U.S. families saving for a baby born in 2001 need to accumulate almost $245,000 to cover the cost of sending their child to a private college for four years, the report said, citing the College Board. Tuition growth has outpaced growth in household income by more than fivefold since 1980, spurring the demand for tax-deferred savings plans, the report said.
"As more parents become aware of the tax benefits available for college savings, demand is expected to strengthen," co-authors Lisa Baird and Peter Starr said.
Cerulli also noted that college savings plans will become more attractive because of a tax relief package passed earlier this year by Congress that allows for tax-free distributions from so-called 529 plans beginning next year.
State-operated 529 plans, tax-deferred savings accounts for post-secondary school education, are expected to grow to more than $51 billion in five years from an estimated $7.2 billion by year's end in 2001, the report said.

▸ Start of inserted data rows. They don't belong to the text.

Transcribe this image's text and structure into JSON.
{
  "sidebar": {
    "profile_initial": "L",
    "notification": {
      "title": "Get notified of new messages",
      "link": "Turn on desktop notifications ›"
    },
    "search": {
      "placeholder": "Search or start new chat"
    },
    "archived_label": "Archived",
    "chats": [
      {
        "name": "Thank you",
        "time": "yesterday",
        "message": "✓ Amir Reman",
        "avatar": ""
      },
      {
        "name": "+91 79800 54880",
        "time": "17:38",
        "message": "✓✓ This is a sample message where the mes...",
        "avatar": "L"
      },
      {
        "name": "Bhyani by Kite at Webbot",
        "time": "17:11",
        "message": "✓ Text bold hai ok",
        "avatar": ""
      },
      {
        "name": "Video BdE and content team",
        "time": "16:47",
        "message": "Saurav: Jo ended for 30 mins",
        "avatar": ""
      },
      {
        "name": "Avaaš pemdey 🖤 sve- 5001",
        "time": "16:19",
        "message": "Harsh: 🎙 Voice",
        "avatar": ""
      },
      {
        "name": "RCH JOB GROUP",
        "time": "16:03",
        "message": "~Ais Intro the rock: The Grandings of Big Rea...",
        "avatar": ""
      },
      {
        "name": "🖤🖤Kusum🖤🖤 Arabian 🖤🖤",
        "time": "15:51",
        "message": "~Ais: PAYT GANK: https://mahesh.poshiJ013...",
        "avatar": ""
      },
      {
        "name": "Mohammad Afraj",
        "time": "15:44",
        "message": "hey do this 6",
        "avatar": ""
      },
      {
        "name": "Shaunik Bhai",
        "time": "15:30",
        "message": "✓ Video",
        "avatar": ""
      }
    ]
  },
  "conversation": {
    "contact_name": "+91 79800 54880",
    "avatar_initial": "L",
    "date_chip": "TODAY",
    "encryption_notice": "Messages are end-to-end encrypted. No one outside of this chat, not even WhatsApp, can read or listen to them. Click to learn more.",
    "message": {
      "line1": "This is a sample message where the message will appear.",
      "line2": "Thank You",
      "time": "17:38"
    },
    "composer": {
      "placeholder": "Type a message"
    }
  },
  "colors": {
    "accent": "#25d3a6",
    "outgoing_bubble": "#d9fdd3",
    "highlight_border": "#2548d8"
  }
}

Coverdell education savings accounts, formerly education IRAs, are likely to grow to $33 billion over the same period from about $5 billion in 2001, the report said.
Three firms, TIAA-CREF, Fidelity Investments and Merrill Lynch & Co., dominate the market in managing 529 plans for states, the report said.
TIAA-CREF leads in states, with 12. It has accumulated almost $950 million in plan assets. Fidelity is No. 2 with three states and more than $803 million. Merrill is next, with $456 million.